Foto: EPA/MONEY SHARMA

Neu-Delhi - Der Vergewaltiger und Mörder einer Inderin in einem Bus in Neu-Delhi hat das Opfer für die Tat mitverantwortlich gemacht. "Mit einer Hand kann man nicht klatschen - dazu braucht es zwei Hände", sagte Mukesh Singh in einem indisch-britischen Dokumentarfilm, der zum Frauentag am 8. März auf BBC Four erstmals ausgestrahlt wird. "Ein anständiges Mädchen würde nicht um 21.00 Uhr noch draußen herumlaufen."

Das Interview mit dem zum Tode verurteilten Mörder sei mit Genehmigung der Regierung in einem Gefängnis in Neu-Delhi geführt worden, sagte eine Sprecherin für die Produktion der Sender NDTV und BBC. Der Vergewaltiger beschuldigte das Opfer auch, die falsche Kleidung getragen zu haben. "Mädchen sollten sich um den Haushalt kümmern und sich nicht in Discos und Bars herumtreiben", sagte er.

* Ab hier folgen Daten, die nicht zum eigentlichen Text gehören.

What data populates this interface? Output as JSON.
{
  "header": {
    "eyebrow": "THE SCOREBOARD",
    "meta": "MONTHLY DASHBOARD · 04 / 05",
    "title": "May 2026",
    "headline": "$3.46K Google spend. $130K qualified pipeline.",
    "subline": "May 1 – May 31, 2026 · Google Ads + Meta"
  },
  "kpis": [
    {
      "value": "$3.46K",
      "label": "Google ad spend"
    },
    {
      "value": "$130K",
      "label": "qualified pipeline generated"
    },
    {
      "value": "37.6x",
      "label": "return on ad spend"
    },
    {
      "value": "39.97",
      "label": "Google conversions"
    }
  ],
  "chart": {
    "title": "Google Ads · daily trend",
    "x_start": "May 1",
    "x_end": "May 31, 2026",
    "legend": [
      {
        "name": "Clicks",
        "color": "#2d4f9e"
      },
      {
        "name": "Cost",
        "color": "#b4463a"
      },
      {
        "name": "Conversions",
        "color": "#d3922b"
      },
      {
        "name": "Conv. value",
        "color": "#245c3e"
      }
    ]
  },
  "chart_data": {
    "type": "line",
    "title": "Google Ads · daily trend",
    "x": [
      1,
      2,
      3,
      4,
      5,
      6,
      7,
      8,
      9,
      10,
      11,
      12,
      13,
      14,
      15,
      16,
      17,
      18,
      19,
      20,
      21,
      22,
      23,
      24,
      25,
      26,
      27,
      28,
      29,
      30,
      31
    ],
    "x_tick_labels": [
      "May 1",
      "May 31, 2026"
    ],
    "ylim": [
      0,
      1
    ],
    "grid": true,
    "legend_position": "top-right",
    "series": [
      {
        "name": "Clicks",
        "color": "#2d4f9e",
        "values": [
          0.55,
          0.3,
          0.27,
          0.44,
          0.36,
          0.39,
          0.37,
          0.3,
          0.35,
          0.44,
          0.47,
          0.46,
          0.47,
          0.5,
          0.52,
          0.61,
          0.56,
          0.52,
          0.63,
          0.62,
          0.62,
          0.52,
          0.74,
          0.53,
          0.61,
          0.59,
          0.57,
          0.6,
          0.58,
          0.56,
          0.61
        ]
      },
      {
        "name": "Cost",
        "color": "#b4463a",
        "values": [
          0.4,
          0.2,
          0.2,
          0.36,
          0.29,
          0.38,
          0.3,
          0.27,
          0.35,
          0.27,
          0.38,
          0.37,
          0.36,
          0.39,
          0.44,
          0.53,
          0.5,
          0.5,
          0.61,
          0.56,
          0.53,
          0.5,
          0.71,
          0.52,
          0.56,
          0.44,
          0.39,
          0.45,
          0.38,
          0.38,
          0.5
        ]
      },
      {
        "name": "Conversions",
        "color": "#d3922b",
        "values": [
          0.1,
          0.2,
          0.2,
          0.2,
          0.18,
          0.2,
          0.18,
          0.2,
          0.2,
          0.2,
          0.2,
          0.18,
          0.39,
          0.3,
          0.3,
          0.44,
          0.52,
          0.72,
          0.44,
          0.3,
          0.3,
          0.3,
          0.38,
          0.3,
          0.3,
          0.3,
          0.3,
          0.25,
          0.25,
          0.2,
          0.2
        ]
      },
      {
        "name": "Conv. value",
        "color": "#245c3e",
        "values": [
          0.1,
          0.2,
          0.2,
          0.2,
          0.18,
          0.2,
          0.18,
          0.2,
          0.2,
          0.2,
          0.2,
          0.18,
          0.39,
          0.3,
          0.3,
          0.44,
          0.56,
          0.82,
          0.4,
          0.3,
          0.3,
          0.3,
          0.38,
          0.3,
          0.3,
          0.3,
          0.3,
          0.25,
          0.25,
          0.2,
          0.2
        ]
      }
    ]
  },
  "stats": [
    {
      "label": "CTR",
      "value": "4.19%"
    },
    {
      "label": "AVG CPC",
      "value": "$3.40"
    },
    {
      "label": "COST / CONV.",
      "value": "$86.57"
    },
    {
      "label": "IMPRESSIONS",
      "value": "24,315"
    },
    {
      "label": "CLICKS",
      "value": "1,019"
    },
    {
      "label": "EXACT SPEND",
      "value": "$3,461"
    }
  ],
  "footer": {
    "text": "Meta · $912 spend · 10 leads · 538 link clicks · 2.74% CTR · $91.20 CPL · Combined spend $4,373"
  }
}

Opfer erlag inneren Verletzungen

Die Studentin war im Dezember 2012 zusammen mit ihrem Freund auf dem Heimweg von einem Kinobesuch. Sechs Männer vergewaltigten die junge Frau in einem Bus mehrfach, misshandelten sie mit einer Eisenstange, verletzten sie schwer und warfen sie und ihren Freund schließlich aus dem Fahrzeug. Die 23-jährige Frau starb 13 Tage später an ihren inneren Verletzungen, ihr Begleiter überlebte.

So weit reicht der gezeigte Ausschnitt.